The embattled Mugabe, however, did not refer to the nation’s deepening economic crisis and a looming famine largely blamed on his party’s policies.

In an 80-minute address, Mugabe railed against whites, Britain and its Western allies whom he accused of ”nurturing enemies among us” by criticising his party and supporting the main opposition party, Movement for Democratic Change.

“We are the type of people who, if you step on our foot, we fight back,” said Mugabe.

Mugabe wore a baseball cap bearing the slogan Chave Chimurenga, meaning 'It is now war' in the local Shona language.

The white population in Zimbabwe stands at about 30,000 – less than one percent of the population.

More than double that number lived in the southern African country two-and-a-half years ago, before ruling party militants began a campaign to seize white-owned farms, sparking political and economic unrest.

Most whites are the descendants of colonial era British and South African settlers.

The government has repeatedly accused Western countries and local whites of funding the main opposition that narrowly lost presidential elections in March.

“They are the enemies of the people and our government. We must be on our guard. Our survival is an ongoing war,” Mugabe told about 2,000 ruling party loyalists at the convention in Chinhoyi, 70 miles north-west of Harare.

In his one reference to the country’s economic woes, he said petrol shortages that have left most of Zimbabwe’s filling stations dry, would be discussed in a closed session by delegates.

Delegates, most of whom are seen to be hand-picked party faithful, cheered and danced as Mugabe walked to the podium, but their response to his address was uncharacteristically muted compared to previous years.

Shortages of corn meal, the staple food, bread, sugar, milk and cooking oil have become acute in recent weeks.
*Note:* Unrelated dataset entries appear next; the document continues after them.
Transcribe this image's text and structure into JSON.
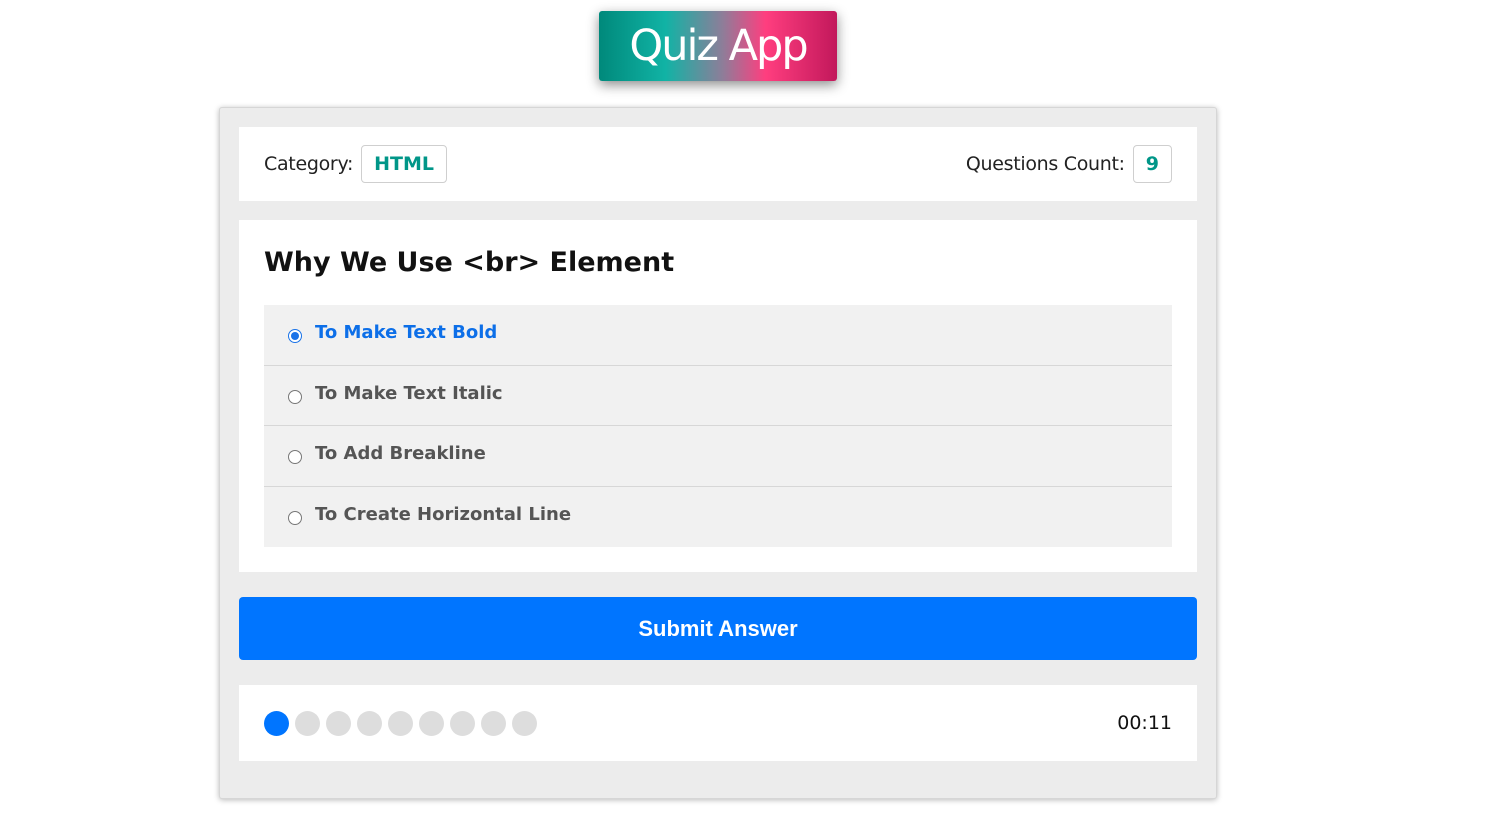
{
  "app": {
    "title": "Quiz App"
  },
  "info": {
    "category_label": "Category:",
    "category_value": "HTML",
    "count_label": "Questions Count:",
    "count_value": "9"
  },
  "question": {
    "title": "Why We Use <br> Element",
    "answers": [
      {
        "label": "To Make Text Bold",
        "selected": true
      },
      {
        "label": "To Make Text Italic",
        "selected": false
      },
      {
        "label": "To Add Breakline",
        "selected": false
      },
      {
        "label": "To Create Horizontal Line",
        "selected": false
      }
    ]
  },
  "submit": {
    "label": "Submit Answer"
  },
  "progress": {
    "total": 9,
    "current": 1
  },
  "timer": {
    "display": "00:11"
  },
  "colors": {
    "accent": "#0075ff",
    "info_value": "#009688",
    "bullet_inactive": "#dddddd"
  }
}
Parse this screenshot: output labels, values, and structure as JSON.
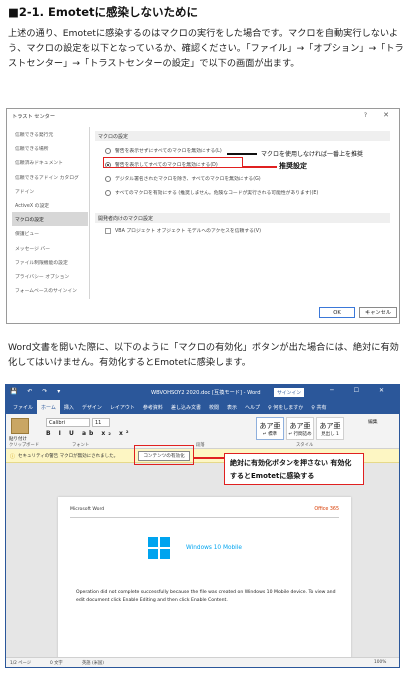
{
  "heading": "■2-1. Emotetに感染しないために",
  "para1": "上述の通り、Emotetに感染するのはマクロの実行をした場合です。マクロを自動実行しないよう、マクロの設定を以下となっているか、確認ください。「ファイル」→「オプション」→「トラストセンター」→「トラストセンターの設定」で以下の画面が出ます。",
  "para2": "Word文書を開いた際に、以下のように「マクロの有効化」ボタンが出た場合には、絶対に有効化してはいけません。有効化するとEmotetに感染します。",
  "trust_dialog": {
    "title": "トラスト センター",
    "help": "?",
    "close": "✕",
    "nav": [
      "信頼できる発行元",
      "信頼できる場所",
      "信頼済みドキュメント",
      "信頼できるアドイン カタログ",
      "アドイン",
      "ActiveX の設定",
      "マクロの設定",
      "保護ビュー",
      "メッセージ バー",
      "ファイル制限機能の設定",
      "プライバシー オプション",
      "フォームベースのサインイン"
    ],
    "selected_nav": "マクロの設定",
    "section1": "マクロの設定",
    "options": [
      "警告を表示せずにすべてのマクロを無効にする(L)",
      "警告を表示してすべてのマクロを無効にする(D)",
      "デジタル署名されたマクロを除き、すべてのマクロを無効にする(G)",
      "すべてのマクロを有効にする (推奨しません。危険なコードが実行される可能性があります)(E)"
    ],
    "section2": "開発者向けのマクロ設定",
    "vba_option": "VBA プロジェクト オブジェクト モデルへのアクセスを信頼する(V)",
    "annotation1": "マクロを使用しなければ一番上を推奨",
    "annotation2": "推奨設定",
    "ok": "OK",
    "cancel": "キャンセル"
  },
  "word": {
    "qat": "💾 ↶ ↷ ▾",
    "title": "WBVOHSOY2 2020.doc [互換モード] - Word",
    "signin": "サインイン",
    "controls": "─ ☐ ✕",
    "tabs": [
      "ファイル",
      "ホーム",
      "挿入",
      "デザイン",
      "レイアウト",
      "参考資料",
      "差し込み文書",
      "校閲",
      "表示",
      "ヘルプ",
      "♀ 何をしますか",
      "♀ 共有"
    ],
    "active_tab": "ホーム",
    "paste": "貼り付け",
    "font": "Calibri",
    "size": "11",
    "format_row": "B I U ab x₂ x²",
    "styles": [
      {
        "big": "あア亜",
        "label": "↵ 標準"
      },
      {
        "big": "あア亜",
        "label": "↵ 行間詰め"
      },
      {
        "big": "あア亜",
        "label": "見出し 1"
      }
    ],
    "edit": "編集",
    "groups": [
      "クリップボード",
      "フォント",
      "段落",
      "スタイル"
    ],
    "msg_text": "セキュリティの警告 マクロが無効にされました。",
    "msg_button": "コンテンツの有効化",
    "callout": "絶対に有効化ボタンを押さない 有効化するとEmotetに感染する",
    "doc_header": "Microsoft Word",
    "doc_office": "Office 365",
    "doc_logo_text": "Windows 10 Mobile",
    "doc_msg": "Operation did not complete successfully because the file was created on Windows 10 Mobile device. To view and edit document click Enable Editing and then click Enable Content.",
    "status_page": "1/2 ページ",
    "status_words": "0 文字",
    "status_lang": "英語 (米国)",
    "status_zoom": "100%"
  }
}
The World Food Programme says at least 6.7 million Zimbabweans, more than half the population, will need emergency food aid in coming months to avert mass starvation.

Mugabe insists food shortages are the result of a drought earlier this year.
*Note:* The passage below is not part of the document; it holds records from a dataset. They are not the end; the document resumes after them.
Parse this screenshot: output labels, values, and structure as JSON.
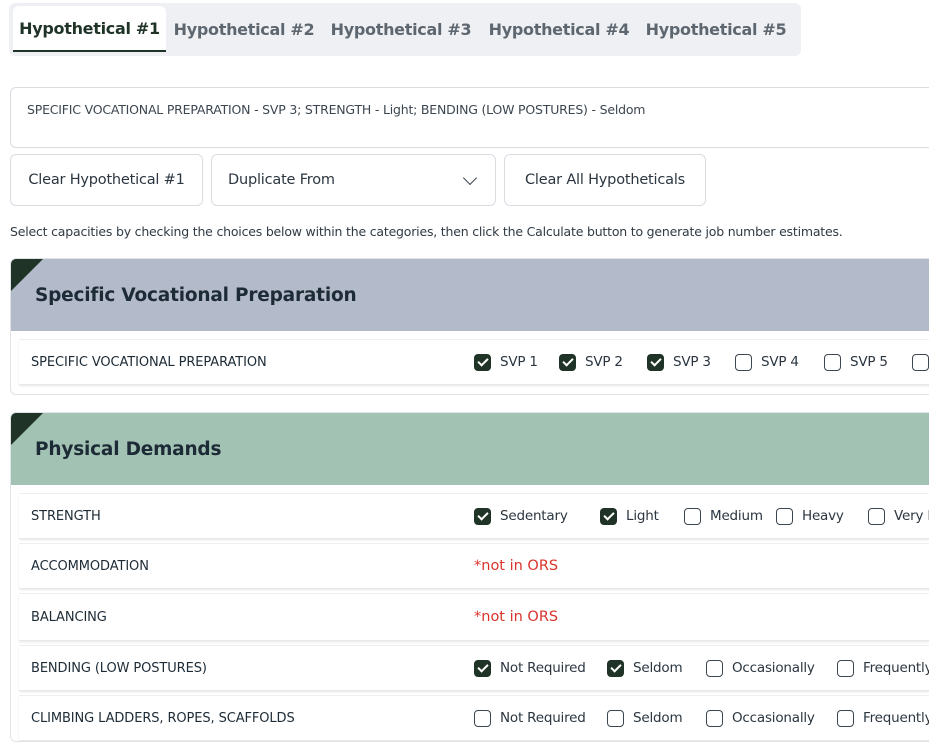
{
  "tabs": [
    "Hypothetical #1",
    "Hypothetical #2",
    "Hypothetical #3",
    "Hypothetical #4",
    "Hypothetical #5"
  ],
  "summary": "SPECIFIC VOCATIONAL PREPARATION - SVP 3; STRENGTH - Light; BENDING (LOW POSTURES) -  Seldom",
  "buttons": {
    "clear_current": "Clear Hypothetical #1",
    "duplicate_from": "Duplicate From",
    "clear_all": "Clear All Hypotheticals"
  },
  "instructions": "Select capacities by checking the choices below within the categories, then click the Calculate button to generate job number estimates.",
  "colors": {
    "accent": "#1f3327",
    "svp_header": "#b3bac9",
    "physical_header": "#a2c2b3",
    "not_in_ors": "#d9342b"
  },
  "sections": {
    "svp": {
      "title": "Specific Vocational Preparation",
      "rows": [
        {
          "label": "SPECIFIC VOCATIONAL PREPARATION",
          "options": [
            {
              "label": "SVP 1",
              "checked": true
            },
            {
              "label": "SVP 2",
              "checked": true
            },
            {
              "label": "SVP 3",
              "checked": true
            },
            {
              "label": "SVP 4",
              "checked": false
            },
            {
              "label": "SVP 5",
              "checked": false
            },
            {
              "label": "",
              "checked": false
            }
          ]
        }
      ]
    },
    "physical": {
      "title": "Physical Demands",
      "rows": [
        {
          "label": "STRENGTH",
          "options": [
            {
              "label": "Sedentary",
              "checked": true
            },
            {
              "label": "Light",
              "checked": true
            },
            {
              "label": "Medium",
              "checked": false
            },
            {
              "label": "Heavy",
              "checked": false
            },
            {
              "label": "Very H",
              "checked": false
            }
          ]
        },
        {
          "label": "ACCOMMODATION",
          "note": "*not in ORS"
        },
        {
          "label": "BALANCING",
          "note": "*not in ORS"
        },
        {
          "label": "BENDING (LOW POSTURES)",
          "options": [
            {
              "label": "Not Required",
              "checked": true
            },
            {
              "label": "Seldom",
              "checked": true
            },
            {
              "label": "Occasionally",
              "checked": false
            },
            {
              "label": "Frequently",
              "checked": false
            }
          ]
        },
        {
          "label": "CLIMBING LADDERS, ROPES, SCAFFOLDS",
          "options": [
            {
              "label": "Not Required",
              "checked": false
            },
            {
              "label": "Seldom",
              "checked": false
            },
            {
              "label": "Occasionally",
              "checked": false
            },
            {
              "label": "Frequently",
              "checked": false
            }
          ]
        }
      ]
    }
  }
}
But much of the economic turmoil has been blamed on political violence and disruptions in the agriculture-based economy during the government’s program to confiscate thousands of white-owned commercial farms that now lie virtually idle.

Delegates laughed when Philip Chiyangwa, ruling party MP for Chinhoyi, welcomed them to “Zimbabwe’s bread basket.”

Once the country was known as southern Africa’s bread basket.

Now bread is in short supply across the country. Black-marketers charge at least five times the government’s fixed price for a standard loaf.

Mugabe promised to enforce a widely abused government price freeze on most goods to slow record inflation, officially estimated at 144% but seen to be much higher.

Reporters have also seen state grain depot workers selling corn only to holders of ruling party cards, some of whom then resold it at inflated prices.

The government has denied influencing food distribution to its followers.